Era en Madrid, arrabal de España, en los jardines del Norte. Una fiesta de fin de curso, cuando éramos todavía adolescentes. Entrada la madrugada, ebrios y afónicos, Manuel me invitó a salir a la calle y, en una de las declaraciones de amistad más sinceras que he vivido, me dijo (en dos palabras) que era gay. Lo abracé. Empezó a llorar. Se arrancó con un discurso ensayado sobre lo que significa ser gay en una familia conservadora, en un colegio de curas, en un grupo de machotes como el nuestro. Vi, por primera vez, un corazón en erupción.
Los chistes de maricones eran lo de menos, me dijo. Lo peor era la angustia, el constante síndrome de impostor, el temerse descubierto. O quizá no. Lo peor era la patologización del deseo. La represión. El fuego inasfixiable que todo adolescente lleva dentro. La soledad. Lo peor era la soledad. Manu era menor de edad y estaba solo en un mundo sin redes sociales. Estaba solo en la era del Nokia. Pero el sufrimiento ancestral empezó a escampar aquella noche.
Durante unos meses, por solidaridad y pulsión aventurera, exploramos con él la vida nocturna de Chueca. De siete chavales, solo Manu era gay. Éramos una anomalía estadística, porque el barrio no era lo que es ahora. Aquellos días era más fácil encontrar un chapero que un mojito. Pero uno sentía que incluso los rincones más sórdidos (“David, no te sientes ahí, que es donde se masturba la gente”) eran un banco de oxígeno para quienes vivían asfixiados en Coruña, Zamora, Coslada o el barrio de Salamanca.
Manu hizo amigos y se enamoró de un chico del Opus que meses después le rompería el corazón.
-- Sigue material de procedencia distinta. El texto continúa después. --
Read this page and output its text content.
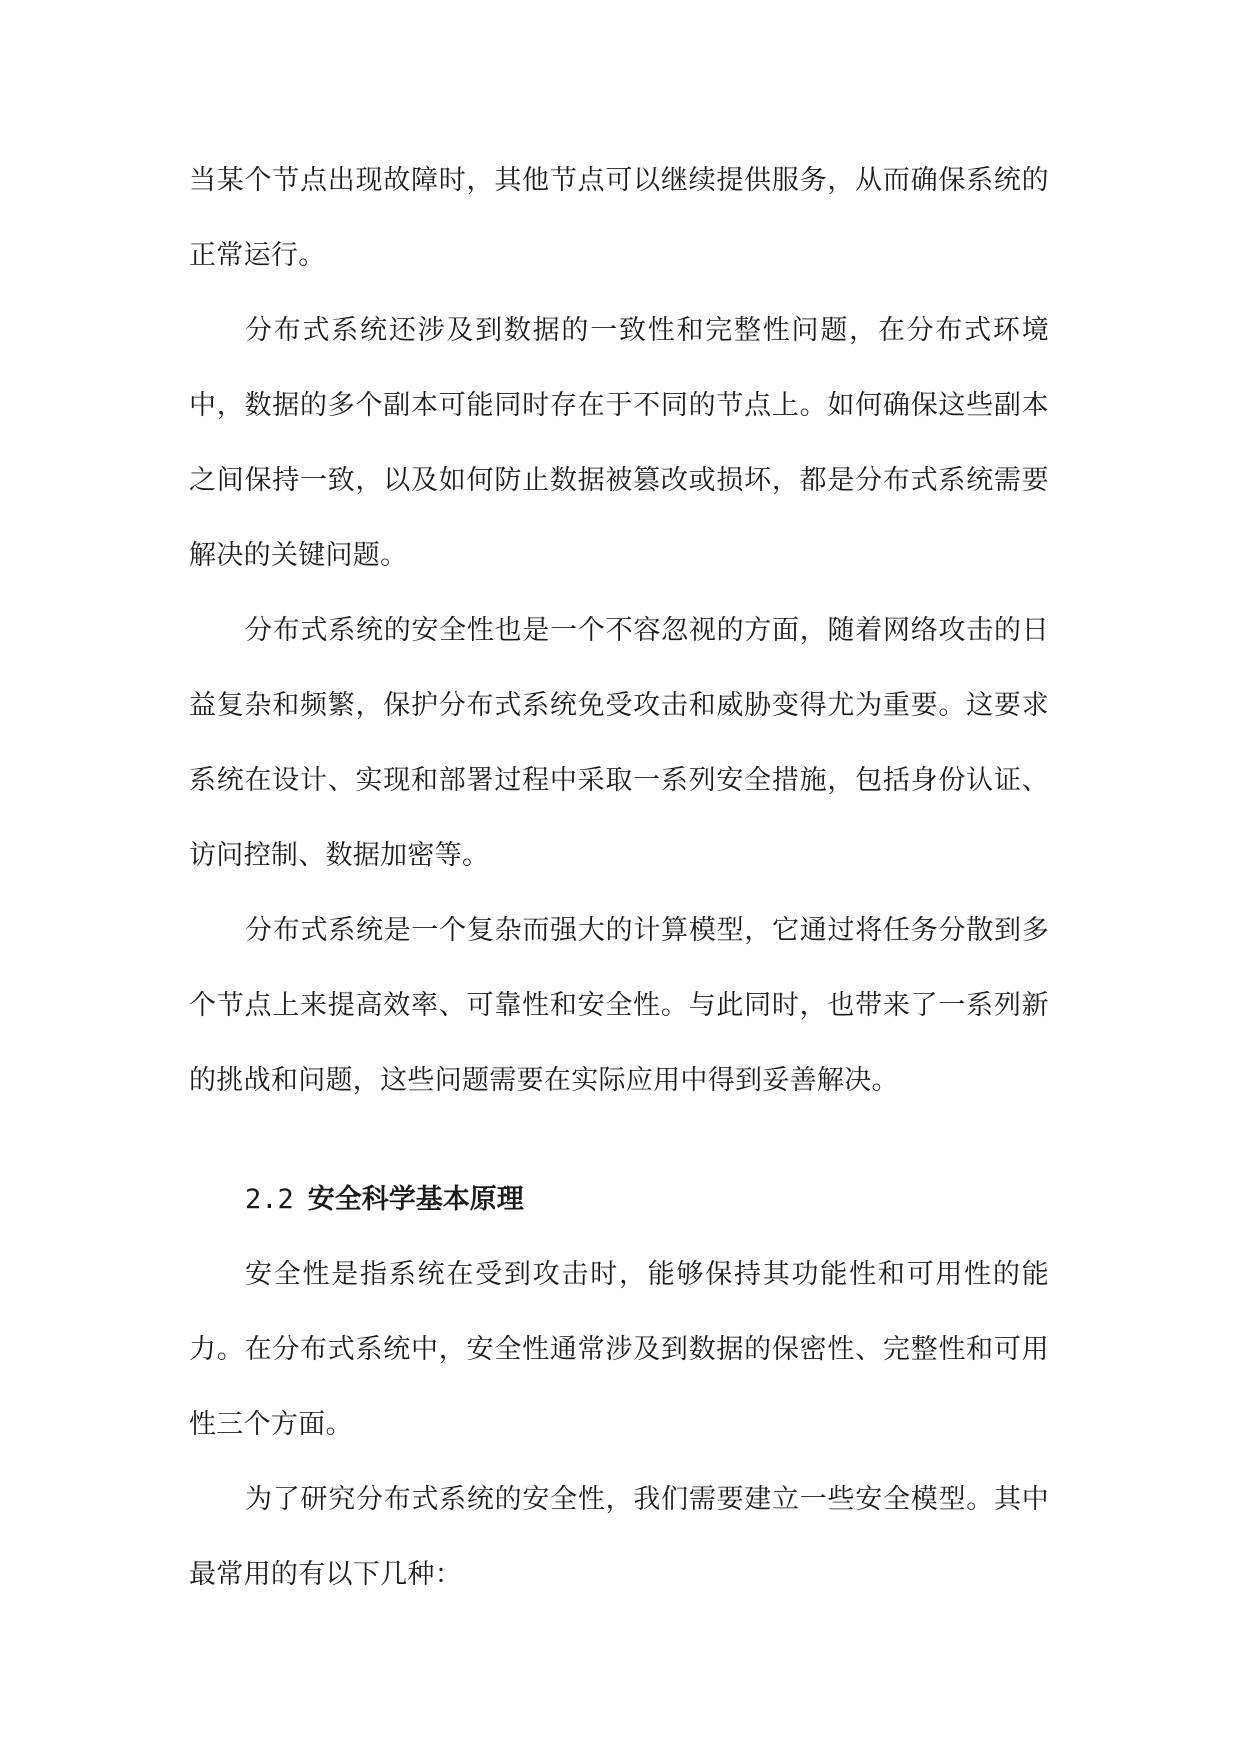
当某个节点出现故障时，其他节点可以继续提供服务，从而确保系统的正常运行。

分布式系统还涉及到数据的一致性和完整性问题，在分布式环境中，数据的多个副本可能同时存在于不同的节点上。如何确保这些副本之间保持一致，以及如何防止数据被篡改或损坏，都是分布式系统需要解决的关键问题。

分布式系统的安全性也是一个不容忽视的方面，随着网络攻击的日益复杂和频繁，保护分布式系统免受攻击和威胁变得尤为重要。这要求系统在设计、实现和部署过程中采取一系列安全措施，包括身份认证、访问控制、数据加密等。

分布式系统是一个复杂而强大的计算模型，它通过将任务分散到多个节点上来提高效率、可靠性和安全性。与此同时，也带来了一系列新的挑战和问题，这些问题需要在实际应用中得到妥善解决。

2.2 安全科学基本原理

安全性是指系统在受到攻击时，能够保持其功能性和可用性的能力。在分布式系统中，安全性通常涉及到数据的保密性、完整性和可用性三个方面。

为了研究分布式系统的安全性，我们需要建立一些安全模型。其中最常用的有以下几种：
Pero eso ahora es lo de menos. Lo importante es que por fin participaba de dones simples y supremos: el amor, el sexo, la vida.
Chueca era, en efecto, un oasis. Pero lo que define un oasis es estar aislado en un desierto: en Madrid no se podía ser gay en cualquier parte. Ahora, cuando algún amigo de fuera le pregunta si Chueca sigue siendo el barrio gay, Manu siempre responde lo mismo: “Madrid es el barrio gay”. Si de algo debe enorgullecerse un madrileño es de ver cómo Madrid ha pasado de capital de un Estado nacional-católico a referencia universal de los derechos LGTBI.
Ya no tenemos que acompañar a Manu al barrio gay, ni él tiene que aburrirse en los antros hetero. Ahora nos sentimos bien en los mismos bares. En Madrid siguen existiendo, claro, espacios segregados, pero más por elección que por ostracismo. Aún quedan muchas cosas por hacer, pero el camino recorrido desde aquella fiesta de fin de curso hasta hoy es el mayor hito de la tan aclamada libertad madrileña.